JurnalLugas.Com – Presiden Amerika Serikat Donald Trump mengambil langkah baru terkait latihan militer gabungan Washington dan Seoul.
Trump meminta Menteri Pertahanan AS Pete Hegseth mengurangi secara signifikan skala latihan militer bersama Korea Selatan yang selama ini menjadi bagian dari kerja sama pertahanan kedua negara.
Perintah tersebut disampaikan Trump pada Minggu, 16 Agustus 2026. Keputusan itu tidak hanya berkaitan dengan persoalan anggaran, tetapi juga dipengaruhi hubungan Trump dengan pemimpin Korea Utara Kim Jong Un.
Trump menilai latihan gabungan AS dan Korea Selatan selama ini justru dapat menimbulkan persepsi negatif di Pyongyang. Menurut dia, kegiatan militer tersebut berpotensi mengirimkan pesan yang dianggap terlalu keras kepada Korea Utara.
Melalui unggahannya di Truth Social, Trump menyatakan dirinya tidak lagi melihat latihan tersebut dengan cara yang sama seperti sebelumnya.
Hubungan baik yang dia klaim terjalin dengan Kim Jong Un menjadi salah satu alasan dirinya meminta perubahan terhadap latihan militer tersebut.
Trump juga menyoroti persoalan biaya. Menurutnya, latihan gabungan itu membutuhkan anggaran besar dan sebagian beban pembiayaannya selama ini berada di pihak Amerika Serikat.
Ia menilai kondisi tersebut perlu dievaluasi, terutama karena menurut pandangannya Korea Utara tidak menunjukkan ancaman maupun sikap yang dianggap tidak menghormati Amerika Serikat selama dirinya menjabat sebagai presiden.
Namun, Trump tidak memerintahkan latihan tersebut dibatalkan seluruhnya. Menurut dia, keputusan pembatalan total sudah tidak memungkinkan karena persiapannya telah berjalan. Karena itu, instruksi yang diberikan kepada Hegseth adalah memangkas kegiatan tersebut secara signifikan.
Langkah Trump ini kembali menempatkan hubungan Amerika Serikat, Korea Selatan dan Korea Utara dalam sorotan.
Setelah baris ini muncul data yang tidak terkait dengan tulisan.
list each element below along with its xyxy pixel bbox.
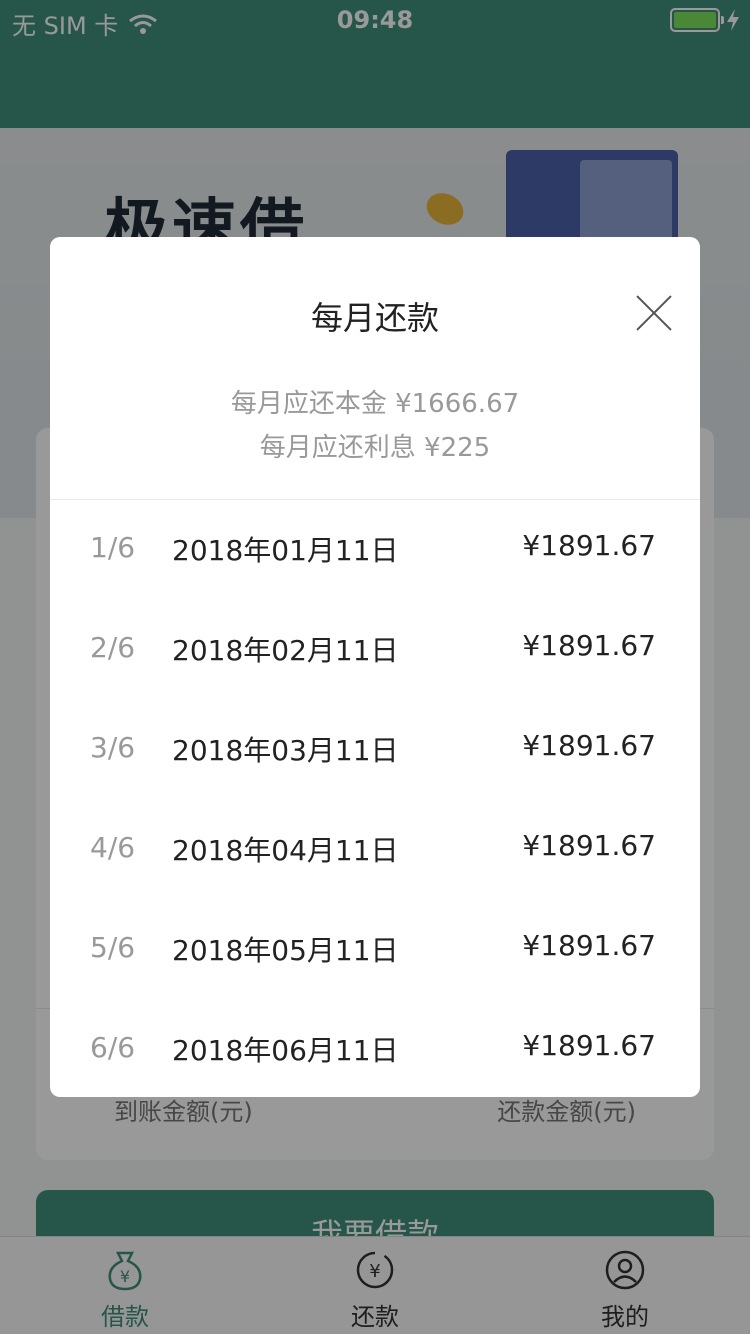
principal-summary: 每月应还本金 ¥1666.67 (230, 389, 520, 419)
installment-amount: ¥1891.67 (522, 529, 656, 562)
installment-amount: ¥1891.67 (522, 829, 656, 862)
schedule-row: 6/6 2018年06月11日 ¥1891.67 (50, 999, 700, 1097)
installment-date: 2018年03月11日 (172, 734, 399, 767)
installment-date: 2018年04月11日 (172, 834, 399, 867)
repayment-schedule-modal: 每月还款 每月应还本金 ¥1666.67 每月应还利息 ¥225 1/6 201… (50, 237, 700, 1097)
installment-index: 6/6 (90, 1031, 136, 1064)
installment-amount: ¥1891.67 (522, 729, 656, 762)
schedule-row: 2/6 2018年02月11日 ¥1891.67 (50, 599, 700, 699)
schedule-row: 4/6 2018年04月11日 ¥1891.67 (50, 799, 700, 899)
modal-title: 每月还款 (310, 299, 439, 337)
schedule-row: 3/6 2018年03月11日 ¥1891.67 (50, 699, 700, 799)
installment-date: 2018年01月11日 (172, 534, 399, 567)
installment-date: 2018年05月11日 (172, 934, 399, 967)
installment-index: 2/6 (90, 631, 136, 664)
schedule-list: 1/6 2018年01月11日 ¥1891.67 2/6 2018年02月11日… (50, 499, 700, 1097)
installment-amount: ¥1891.67 (522, 629, 656, 662)
installment-date: 2018年06月11日 (172, 1034, 399, 1067)
installment-index: 4/6 (90, 831, 136, 864)
installment-index: 1/6 (90, 531, 136, 564)
schedule-row: 5/6 2018年05月11日 ¥1891.67 (50, 899, 700, 999)
installment-index: 5/6 (90, 931, 136, 964)
installment-amount: ¥1891.67 (522, 1029, 656, 1062)
installment-index: 3/6 (90, 731, 136, 764)
schedule-row: 1/6 2018年01月11日 ¥1891.67 (50, 499, 700, 599)
close-icon[interactable] (636, 295, 672, 331)
interest-summary: 每月应还利息 ¥225 (259, 433, 491, 463)
installment-date: 2018年02月11日 (172, 634, 399, 667)
installment-amount: ¥1891.67 (522, 929, 656, 962)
Latihan militer gabungan selama ini menjadi simbol penting kerja sama pertahanan Washington-Seoul sekaligus salah satu hal yang kerap mendapat penolakan keras dari Pyongyang.
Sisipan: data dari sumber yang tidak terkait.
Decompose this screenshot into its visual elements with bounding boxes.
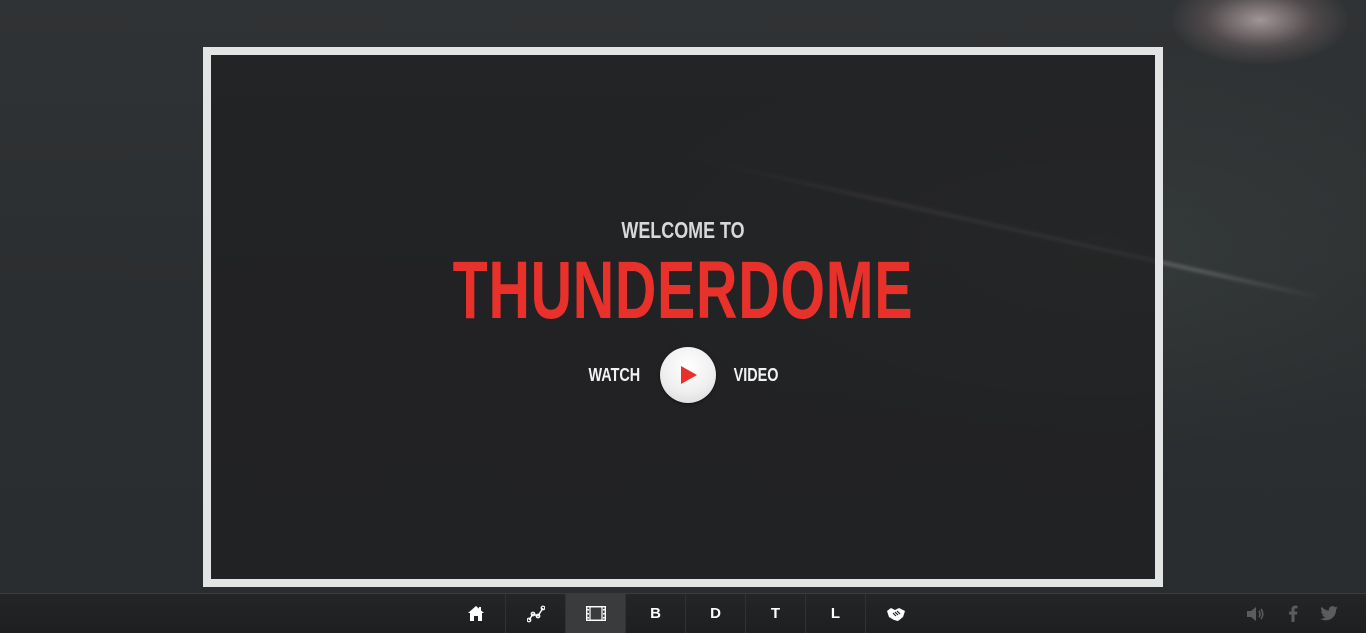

Keputusan tersebut menunjukkan pendekatan Trump yang mencoba menggabungkan kepentingan pertahanan dengan diplomasi langsung terhadap Korea Utara.
Hubungan personal yang diklaimnya dengan Kim Jong Un kembali menjadi faktor yang disebut dalam menentukan kebijakan Washington di kawasan Asia Timur.
Selain persoalan latihan militer, Trump juga membawa pengalaman komunikasi terbarunya dengan pemerintah Korea Selatan sebagai bagian dari penjelasan atas sikapnya.
Trump mengungkapkan bahwa dirinya sempat meminta Presiden Korea Selatan Lee Jae Myung mempertimbangkan keterlibatan Seoul dalam upaya Amerika Serikat melakukan denuklirisasi Iran. Namun, menurut Trump, permintaan tersebut tidak mendapat persetujuan dari pihak Korea Selatan.
Respons Seoul yang disebut Trump hanya berupa penolakan singkat menjadi bagian lain yang disinggungnya ketika menjelaskan hubungan dengan Korea Selatan.
Dengan keputusan terbaru tersebut, perhatian kini tertuju pada bagaimana Washington dan Seoul akan menyesuaikan agenda latihan militer bersama. Di sisi lain, langkah tersebut juga berpotensi menjadi sinyal baru bagi Pyongyang mengenai arah kebijakan keamanan Amerika Serikat di Semenanjung Korea.
Bagi pemerintahan Trump, pengurangan latihan militer bukan semata-mata persoalan penghematan anggaran.
Kebijakan itu juga memperlihatkan upaya menjaga ruang komunikasi dengan Kim Jong Un, sekaligus mengurangi tindakan yang dianggap dapat memperburuk ketegangan dengan Korea Utara.
Perubahan skala latihan tersebut nantinya akan menjadi salah satu indikator penting untuk melihat seberapa jauh pendekatan Trump terhadap Pyongyang kembali diarahkan pada jalur diplomasi dibandingkan tekanan militer.